The
hackers were questioning whether Barlow’s utopian rhetoric about
cyberspace might really be a convenient camouflage hiding the
emergence of a new and growing power that was way beyond politics
We could say
that the latest film of Adam Curtis, HyperNormalisation, is an
update of some of his previous films, which is enriched with the most
recent global events and developments. The new film presents also
interesting stories about some key figures in the development of
cybernetics and the modern perception of non-linear politics.
A special
"chapter" describes an interesting story concerning the
idea of independent cyberspace and how some hackers managed to prove
that this was only a kind of illusion.
One of the
leading exponents of the idea that cyberspace could be a place where
we would be liberated from the old, corrupt hierarchies of politics
and power and explore new ways of being, was John Perry Barlow.
In the ’60s,
Barlow had written songs for the Grateful Dead and been part of the
acid counterculture. In the 90s, he organised what he called
“cyberthons”, to try and bring the cyberspace movement together.
Barlow then
wrote a manifesto that he called A Declaration of the Independence of Cyberspace. It was
addressed to all politicians, telling them to keep out of this new
world. It was going to be incredibly influential, because what Barlow
did was give a powerful picture of the internet not as a network
controlled by giant corporations, but, instead, as a kind of magical,
free place. An alternative to the old systems of power. It was a
vision that would come to dominate the internet over the next 20
years.
But two
young hackers in New York thought that Barlow was describing a
fantasy world, that his vision bore no relationship at all to what
was really emerging online. They were cult figures on the early
online scene and their fans followed and recorded them. They called
themselves Phiber Optik
and Acid Phreak and they
spent their time exploring and breaking in to giant computer networks
that they knew were the hard realities of modern digital power.
In a
notorious public debate online, the two hackers attacked Barlow. What
infuriated them most, was Barlow's insistence that there was no
hierarchy, or, controlling powers in the new cyber world. The hackers
set out to demonstrate that he was wrong.
Acid Phreak
hacked into the computers of a giant corporation called TRW. TRW had
originally built the systems that ran the Cold War for the US
military. They had helped create the delicate balance of terror.
Now, TRW had
adapted their computers to run a new system, that of credit and debt.

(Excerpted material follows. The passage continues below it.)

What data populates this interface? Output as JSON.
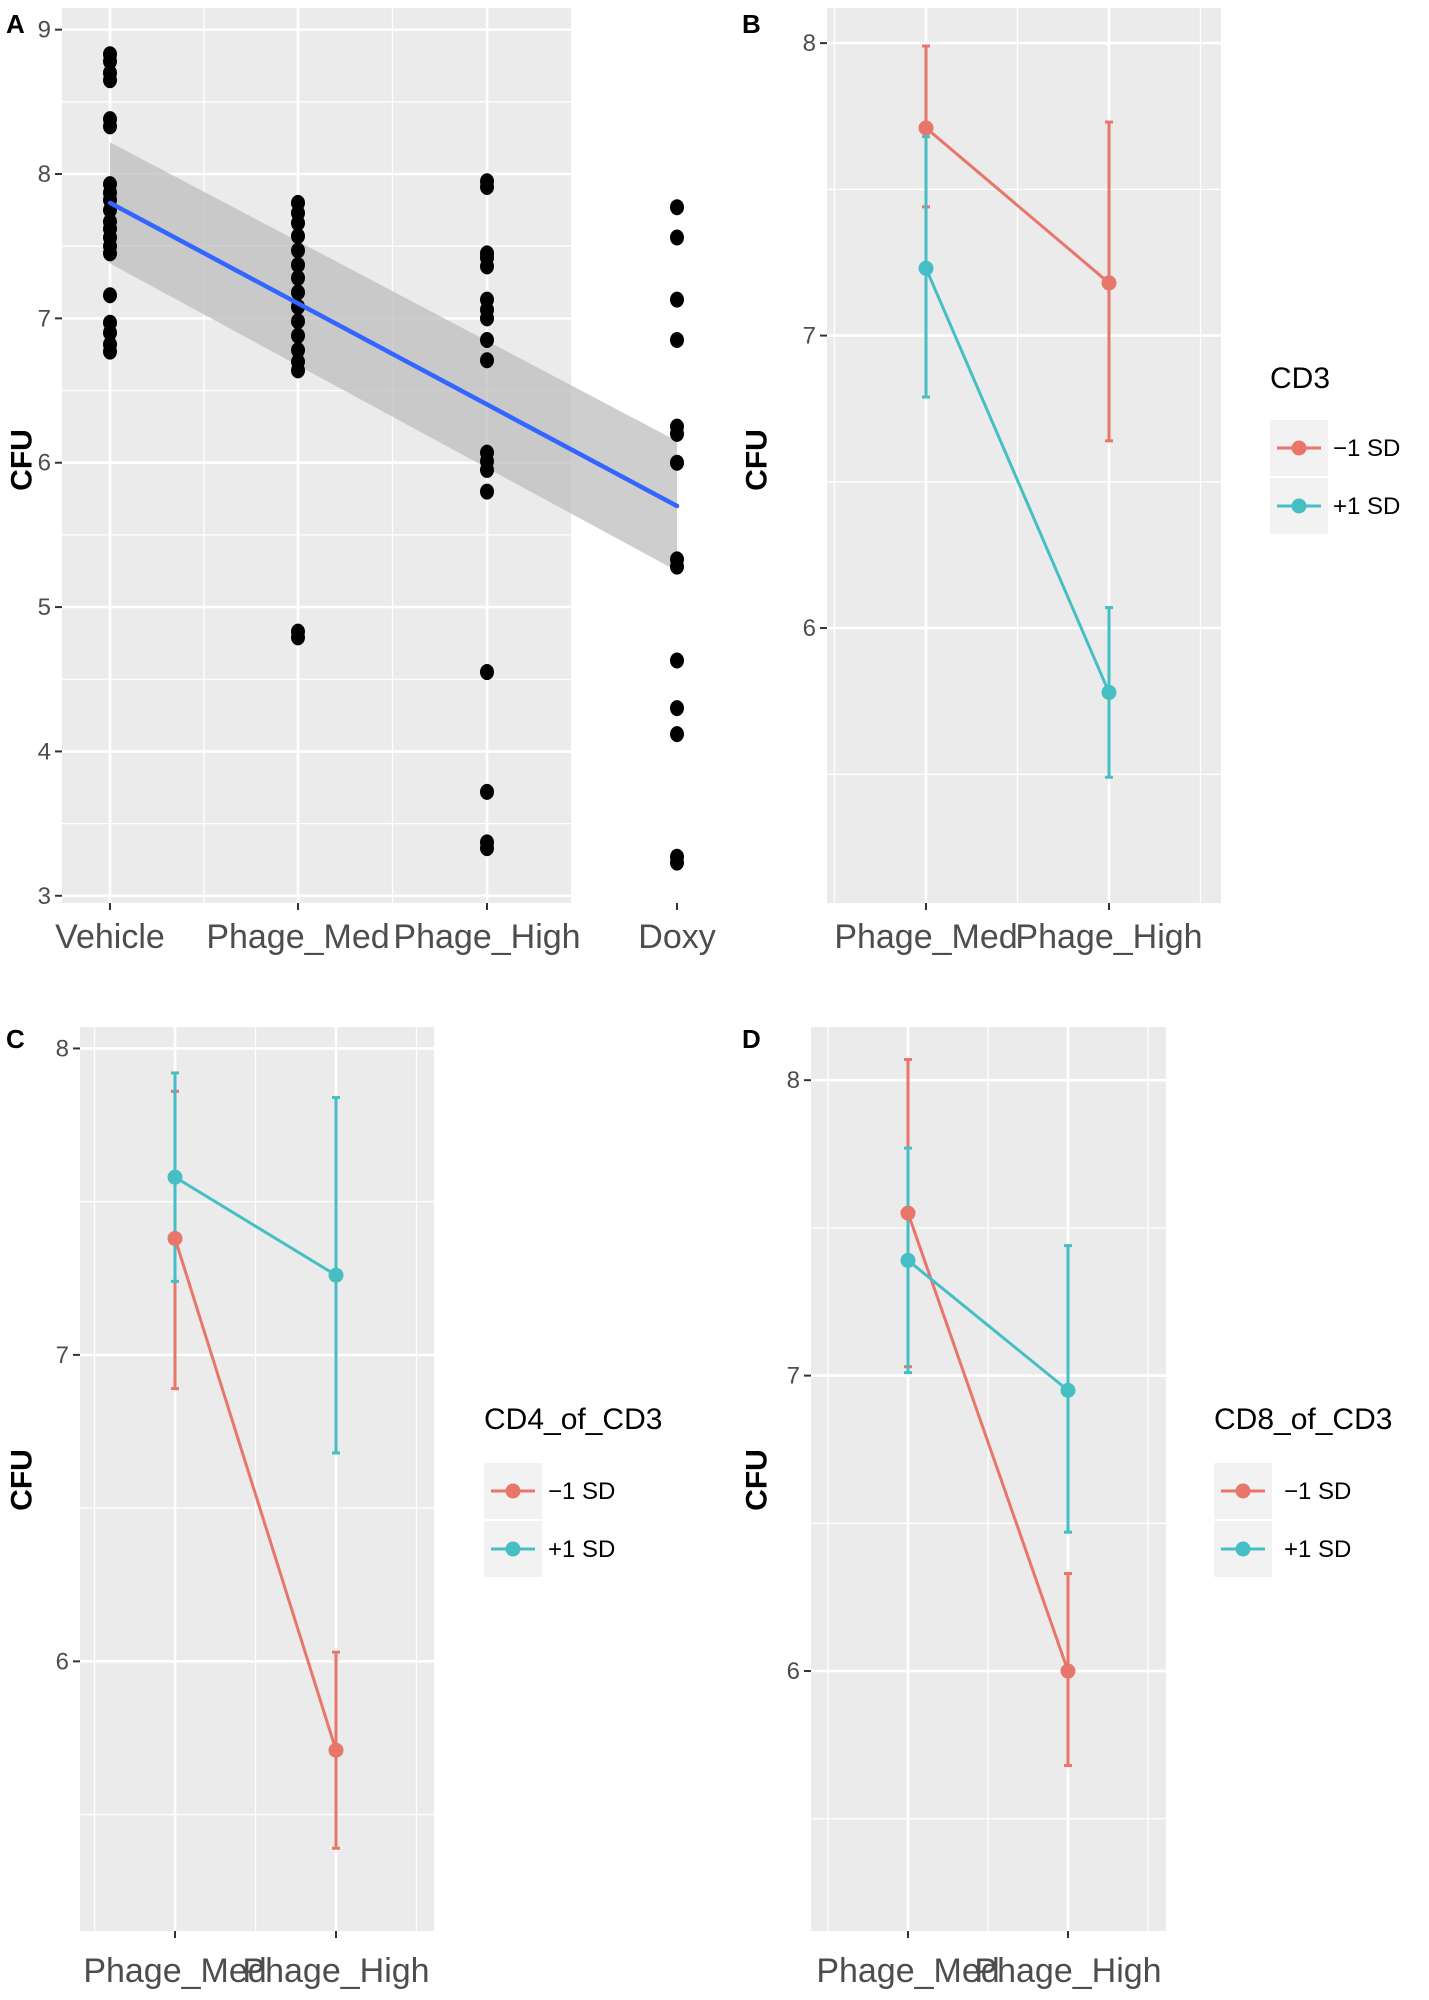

Their computers gathered up the credit data of millions of Americans
and were being used by the banks to decide individuals’ credit
ratings. The hackers broke into the TRW network, stole Barlow’s
credit history and published it online. The hackers were
demonstrating the growing power of finance. How the companies that
ran the new systems of credit knew more and more about you, and,
increasingly, used that information to control your destiny.
But the
system that was allowing this to happen were the new giant networks
of information connected through computer servers. The hackers were
questioning whether Barlow’s utopian rhetoric about cyberspace
might really be a convenient camouflage hiding the emergence of a new
and growing power that was way beyond politics.